Newswise — A new parent’s health literacy, defined as their ability to obtain, interpret and understand basic health information, can affect their ability to follow recommendations to protect infants from injury, finds a new study in the American Journal of Preventive Medicine.
“Sudden infant death syndrome or SIDS and unintentional injury are leading causes of infant deaths and have been for a long time,” said lead study author William Heerman, M.D., clinical instructor in internal medicine and pediatrics at Vanderbilt University Medical Center in Nashville, Tenn.
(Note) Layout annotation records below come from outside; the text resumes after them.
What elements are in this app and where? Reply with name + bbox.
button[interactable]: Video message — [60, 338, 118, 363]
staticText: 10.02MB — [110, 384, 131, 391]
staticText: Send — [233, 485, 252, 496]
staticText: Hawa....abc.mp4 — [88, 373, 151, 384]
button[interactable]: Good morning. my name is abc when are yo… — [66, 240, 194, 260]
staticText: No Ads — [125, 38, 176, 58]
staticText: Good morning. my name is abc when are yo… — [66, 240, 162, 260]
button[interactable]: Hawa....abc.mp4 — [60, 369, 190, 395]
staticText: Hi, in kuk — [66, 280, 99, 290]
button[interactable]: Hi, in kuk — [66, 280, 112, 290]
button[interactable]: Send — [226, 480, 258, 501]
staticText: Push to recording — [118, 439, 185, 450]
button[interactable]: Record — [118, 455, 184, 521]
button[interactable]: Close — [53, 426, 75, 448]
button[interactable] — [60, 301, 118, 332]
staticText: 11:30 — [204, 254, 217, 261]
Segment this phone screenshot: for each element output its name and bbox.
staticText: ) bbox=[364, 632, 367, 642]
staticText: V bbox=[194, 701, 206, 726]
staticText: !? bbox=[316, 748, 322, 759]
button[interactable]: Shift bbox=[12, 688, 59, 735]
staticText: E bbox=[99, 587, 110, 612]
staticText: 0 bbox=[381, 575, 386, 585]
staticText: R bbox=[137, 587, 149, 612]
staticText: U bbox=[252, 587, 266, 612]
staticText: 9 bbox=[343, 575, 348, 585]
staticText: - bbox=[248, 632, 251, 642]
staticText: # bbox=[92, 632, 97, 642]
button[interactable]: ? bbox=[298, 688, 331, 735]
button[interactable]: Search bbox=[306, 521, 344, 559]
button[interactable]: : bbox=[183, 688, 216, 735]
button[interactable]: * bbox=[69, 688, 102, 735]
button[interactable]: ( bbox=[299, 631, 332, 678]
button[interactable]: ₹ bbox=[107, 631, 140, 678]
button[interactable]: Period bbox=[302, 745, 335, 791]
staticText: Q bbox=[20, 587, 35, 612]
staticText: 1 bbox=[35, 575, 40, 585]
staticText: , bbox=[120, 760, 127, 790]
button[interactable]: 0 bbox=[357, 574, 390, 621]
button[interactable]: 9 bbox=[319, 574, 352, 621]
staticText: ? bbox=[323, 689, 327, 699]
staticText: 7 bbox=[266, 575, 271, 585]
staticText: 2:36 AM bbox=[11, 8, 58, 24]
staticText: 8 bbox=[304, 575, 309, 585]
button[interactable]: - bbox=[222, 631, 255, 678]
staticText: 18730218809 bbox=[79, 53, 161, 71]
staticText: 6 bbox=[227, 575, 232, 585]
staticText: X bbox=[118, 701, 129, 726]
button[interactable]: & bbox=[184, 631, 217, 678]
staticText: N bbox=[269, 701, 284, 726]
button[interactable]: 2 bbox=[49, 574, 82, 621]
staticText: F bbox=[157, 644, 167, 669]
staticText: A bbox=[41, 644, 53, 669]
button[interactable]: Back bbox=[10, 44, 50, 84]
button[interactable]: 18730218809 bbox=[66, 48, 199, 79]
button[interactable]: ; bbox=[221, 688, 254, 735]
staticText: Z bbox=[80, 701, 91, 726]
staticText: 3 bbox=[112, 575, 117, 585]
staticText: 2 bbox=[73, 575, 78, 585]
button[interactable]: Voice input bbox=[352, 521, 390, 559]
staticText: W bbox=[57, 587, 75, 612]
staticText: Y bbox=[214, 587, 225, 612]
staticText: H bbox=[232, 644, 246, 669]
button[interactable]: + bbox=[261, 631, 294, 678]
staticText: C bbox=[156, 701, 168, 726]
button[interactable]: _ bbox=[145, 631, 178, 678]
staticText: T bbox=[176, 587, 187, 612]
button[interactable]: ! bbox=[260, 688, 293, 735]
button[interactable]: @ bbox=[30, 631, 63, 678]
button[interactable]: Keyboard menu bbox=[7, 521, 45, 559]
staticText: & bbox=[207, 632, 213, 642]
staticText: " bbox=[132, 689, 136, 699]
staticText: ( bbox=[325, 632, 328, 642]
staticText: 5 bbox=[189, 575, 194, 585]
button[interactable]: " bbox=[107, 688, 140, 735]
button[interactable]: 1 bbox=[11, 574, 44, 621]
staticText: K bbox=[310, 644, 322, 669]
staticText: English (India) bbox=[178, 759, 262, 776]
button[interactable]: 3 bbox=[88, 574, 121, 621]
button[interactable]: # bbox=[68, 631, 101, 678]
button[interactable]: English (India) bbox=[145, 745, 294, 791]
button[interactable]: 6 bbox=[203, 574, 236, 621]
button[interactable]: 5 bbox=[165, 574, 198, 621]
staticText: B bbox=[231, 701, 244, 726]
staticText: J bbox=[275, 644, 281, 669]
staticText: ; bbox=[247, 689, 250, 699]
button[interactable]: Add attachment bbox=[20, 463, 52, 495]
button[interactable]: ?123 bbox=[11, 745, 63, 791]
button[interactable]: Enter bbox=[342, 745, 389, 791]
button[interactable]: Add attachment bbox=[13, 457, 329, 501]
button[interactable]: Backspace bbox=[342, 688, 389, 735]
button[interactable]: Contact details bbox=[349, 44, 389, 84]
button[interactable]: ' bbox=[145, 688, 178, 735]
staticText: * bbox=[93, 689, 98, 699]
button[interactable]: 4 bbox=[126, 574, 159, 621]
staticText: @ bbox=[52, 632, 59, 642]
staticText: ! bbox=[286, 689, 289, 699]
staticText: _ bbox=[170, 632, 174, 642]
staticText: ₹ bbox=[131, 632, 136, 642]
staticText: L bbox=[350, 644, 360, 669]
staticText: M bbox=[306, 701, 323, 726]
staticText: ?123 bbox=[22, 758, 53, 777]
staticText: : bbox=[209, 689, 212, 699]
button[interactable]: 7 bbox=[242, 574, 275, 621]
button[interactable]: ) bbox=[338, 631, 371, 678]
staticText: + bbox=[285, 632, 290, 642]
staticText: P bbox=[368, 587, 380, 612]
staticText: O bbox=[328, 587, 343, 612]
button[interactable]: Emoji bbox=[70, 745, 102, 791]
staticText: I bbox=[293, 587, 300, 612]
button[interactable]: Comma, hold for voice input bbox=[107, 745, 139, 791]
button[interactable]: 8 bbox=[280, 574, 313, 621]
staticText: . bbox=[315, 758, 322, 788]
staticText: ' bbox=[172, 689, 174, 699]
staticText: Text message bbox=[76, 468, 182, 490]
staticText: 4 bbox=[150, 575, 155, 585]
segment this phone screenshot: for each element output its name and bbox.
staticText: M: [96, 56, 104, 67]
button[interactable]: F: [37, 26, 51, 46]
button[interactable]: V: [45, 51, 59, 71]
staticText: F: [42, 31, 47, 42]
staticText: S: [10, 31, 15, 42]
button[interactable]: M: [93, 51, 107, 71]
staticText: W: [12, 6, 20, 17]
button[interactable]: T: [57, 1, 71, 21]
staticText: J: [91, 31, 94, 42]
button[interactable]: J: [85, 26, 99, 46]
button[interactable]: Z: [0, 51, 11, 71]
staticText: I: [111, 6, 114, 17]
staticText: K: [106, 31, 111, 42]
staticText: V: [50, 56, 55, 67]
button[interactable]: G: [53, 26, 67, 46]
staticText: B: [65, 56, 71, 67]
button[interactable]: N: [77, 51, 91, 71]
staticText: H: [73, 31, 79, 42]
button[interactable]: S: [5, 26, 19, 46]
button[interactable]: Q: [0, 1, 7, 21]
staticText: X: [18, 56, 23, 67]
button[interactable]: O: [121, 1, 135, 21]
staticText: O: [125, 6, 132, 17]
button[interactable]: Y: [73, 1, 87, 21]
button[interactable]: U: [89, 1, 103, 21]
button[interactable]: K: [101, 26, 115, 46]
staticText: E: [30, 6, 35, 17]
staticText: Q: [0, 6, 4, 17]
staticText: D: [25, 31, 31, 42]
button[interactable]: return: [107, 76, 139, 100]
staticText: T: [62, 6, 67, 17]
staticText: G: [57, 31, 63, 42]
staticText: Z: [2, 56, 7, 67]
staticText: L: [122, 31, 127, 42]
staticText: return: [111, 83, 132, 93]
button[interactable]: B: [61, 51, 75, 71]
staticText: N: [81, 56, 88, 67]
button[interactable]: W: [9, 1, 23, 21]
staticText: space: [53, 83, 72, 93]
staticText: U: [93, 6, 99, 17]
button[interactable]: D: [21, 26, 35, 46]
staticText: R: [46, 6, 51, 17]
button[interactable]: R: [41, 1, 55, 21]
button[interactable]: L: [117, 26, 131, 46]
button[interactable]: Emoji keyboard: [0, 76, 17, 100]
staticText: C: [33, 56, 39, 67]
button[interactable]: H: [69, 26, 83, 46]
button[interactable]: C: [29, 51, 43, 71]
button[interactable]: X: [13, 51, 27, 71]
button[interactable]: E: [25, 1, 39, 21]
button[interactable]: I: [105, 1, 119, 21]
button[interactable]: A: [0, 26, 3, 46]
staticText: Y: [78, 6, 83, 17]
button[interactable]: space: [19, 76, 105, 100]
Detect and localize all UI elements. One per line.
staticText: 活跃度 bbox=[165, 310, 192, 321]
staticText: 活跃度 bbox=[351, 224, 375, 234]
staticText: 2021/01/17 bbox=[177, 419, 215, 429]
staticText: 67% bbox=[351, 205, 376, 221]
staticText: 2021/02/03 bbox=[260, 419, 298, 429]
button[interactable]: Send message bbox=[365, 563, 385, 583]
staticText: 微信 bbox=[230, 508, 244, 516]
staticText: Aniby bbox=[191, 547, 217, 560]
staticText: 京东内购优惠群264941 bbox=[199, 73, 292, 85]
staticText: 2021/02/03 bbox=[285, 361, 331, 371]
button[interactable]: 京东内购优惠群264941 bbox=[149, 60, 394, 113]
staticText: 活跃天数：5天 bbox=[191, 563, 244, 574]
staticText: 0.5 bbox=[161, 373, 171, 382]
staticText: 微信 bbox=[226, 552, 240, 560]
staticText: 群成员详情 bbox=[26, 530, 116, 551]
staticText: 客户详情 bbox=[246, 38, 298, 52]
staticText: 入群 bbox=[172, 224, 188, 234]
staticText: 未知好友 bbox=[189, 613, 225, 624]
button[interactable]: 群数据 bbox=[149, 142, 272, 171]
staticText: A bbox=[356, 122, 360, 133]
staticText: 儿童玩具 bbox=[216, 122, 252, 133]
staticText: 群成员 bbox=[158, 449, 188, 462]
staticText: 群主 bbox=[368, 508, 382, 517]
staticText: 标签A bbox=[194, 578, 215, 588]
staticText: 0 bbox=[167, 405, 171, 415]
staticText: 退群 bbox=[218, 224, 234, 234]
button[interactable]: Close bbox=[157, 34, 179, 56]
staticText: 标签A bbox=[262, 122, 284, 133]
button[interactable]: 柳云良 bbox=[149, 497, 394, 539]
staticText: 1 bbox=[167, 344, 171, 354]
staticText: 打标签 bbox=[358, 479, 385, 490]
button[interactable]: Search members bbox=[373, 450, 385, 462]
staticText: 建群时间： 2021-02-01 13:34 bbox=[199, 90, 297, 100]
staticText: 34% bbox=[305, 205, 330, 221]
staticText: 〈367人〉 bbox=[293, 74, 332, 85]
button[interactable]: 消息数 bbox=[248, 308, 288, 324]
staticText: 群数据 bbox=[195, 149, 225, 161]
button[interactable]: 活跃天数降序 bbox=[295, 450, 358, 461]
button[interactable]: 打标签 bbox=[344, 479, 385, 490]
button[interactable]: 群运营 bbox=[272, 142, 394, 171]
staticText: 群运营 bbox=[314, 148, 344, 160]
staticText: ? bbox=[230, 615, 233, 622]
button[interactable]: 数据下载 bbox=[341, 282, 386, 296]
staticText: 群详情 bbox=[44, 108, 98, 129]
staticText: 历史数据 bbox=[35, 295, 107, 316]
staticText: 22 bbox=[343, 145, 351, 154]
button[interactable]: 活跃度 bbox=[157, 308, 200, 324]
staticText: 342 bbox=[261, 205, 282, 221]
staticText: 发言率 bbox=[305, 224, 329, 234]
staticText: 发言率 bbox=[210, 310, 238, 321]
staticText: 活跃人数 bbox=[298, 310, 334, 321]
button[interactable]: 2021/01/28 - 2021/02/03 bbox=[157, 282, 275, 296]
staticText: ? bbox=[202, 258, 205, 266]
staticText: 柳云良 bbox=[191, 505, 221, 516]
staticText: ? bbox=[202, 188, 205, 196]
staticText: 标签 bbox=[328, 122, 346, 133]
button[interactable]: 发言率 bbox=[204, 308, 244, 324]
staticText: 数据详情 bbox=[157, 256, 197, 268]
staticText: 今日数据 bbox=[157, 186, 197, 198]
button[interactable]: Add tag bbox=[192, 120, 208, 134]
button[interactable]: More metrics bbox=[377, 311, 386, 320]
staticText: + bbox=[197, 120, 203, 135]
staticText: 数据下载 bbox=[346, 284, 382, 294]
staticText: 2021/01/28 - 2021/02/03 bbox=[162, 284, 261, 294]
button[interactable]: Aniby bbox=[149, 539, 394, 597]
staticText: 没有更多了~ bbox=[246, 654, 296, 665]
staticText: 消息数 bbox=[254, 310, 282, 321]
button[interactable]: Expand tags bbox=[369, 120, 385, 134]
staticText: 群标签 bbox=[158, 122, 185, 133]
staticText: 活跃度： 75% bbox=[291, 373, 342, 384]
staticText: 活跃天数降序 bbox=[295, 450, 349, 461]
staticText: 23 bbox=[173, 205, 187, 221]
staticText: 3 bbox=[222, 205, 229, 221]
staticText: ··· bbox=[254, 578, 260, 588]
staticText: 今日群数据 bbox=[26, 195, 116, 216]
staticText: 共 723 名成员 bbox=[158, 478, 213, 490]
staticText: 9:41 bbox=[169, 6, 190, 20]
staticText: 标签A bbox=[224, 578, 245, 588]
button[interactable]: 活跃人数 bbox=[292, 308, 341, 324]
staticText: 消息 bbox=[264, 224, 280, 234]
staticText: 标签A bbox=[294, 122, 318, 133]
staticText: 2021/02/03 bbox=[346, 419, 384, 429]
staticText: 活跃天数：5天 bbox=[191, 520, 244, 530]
“Peak incidence of injuries happen toward the end of the first year of life and during the second year,” he said. “We wanted to better understand the timing of when pediatricians should counsel about injury prevention.”
Data was collected on over 800 English and Spanish speaking caregivers of 2 month old children served by four pediatric clinics. Caregivers were assessed for adherence to seven of the American Academy of Pediatrics injury prevention recommendations for infants: car seat position and use, sleeping position, home fire alarms, hot water temperature settings, firearm safety and fall prevention. Caregiver health literacy was assessed with the Short Test of Functional Health Literacy in Adults.
Health literacy level is considered a growing factor in the adoption of healthy behaviors. The authors noted that nearly 80 million U.S. adults have low health literacy and that nearly 30 percent of U.S. caregivers have “below basic or basic health literacy.” Previous research has found that caregivers with lower literacy have worse health outcomes, are less likely to understand health information and instructions, and may be less likely to follow recommendations related to preventive behaviors.
The researchers found a relationship between caregiver health literacy and some injury prevention behaviors. Those with low health literacy were less likely to position the child’s car seat correctly and to know if the smoke detector was working. However, they were more likely to practice safe fall prevention. The authors found no association between health literacy and other injury prevention measures.
Lack of knowledge about safety among caregivers remains troubling, Heerman noted, “Nearly 90 percent of families don’t know their hot water heater setting, even though checking that temperature is part of standard newborn discharge instructions. Plus nearly 43 percent of parents reported not putting children to sleep safely—on their back—and that’s too high a number.”
The authors don’t know why parents don’t comply with the recommendations. “Health literacy played an important role with some behaviors, but it doesn’t seem to be the primary driver—and we still don’t fully understand what is.”
“Injury prevention is so important, and the fact that many parents are not consistently following recommendations should alarm pediatricians,” said Richard White M.D., an assistant professor of internal medicine and pediatrics at the Mayo Clinic Florida. “It is possible that parents, especially new ones, may be overwhelmed by the volume of information provided during well-care visits. Low health literacy may compound these issues and should alert providers to ensure their instructions are understood.”
Heerman, William, et.al. (2013). Health Literacy and Injury Prevention Behaviors among Caregivers of Infants. American Journal of Preventive Medicine.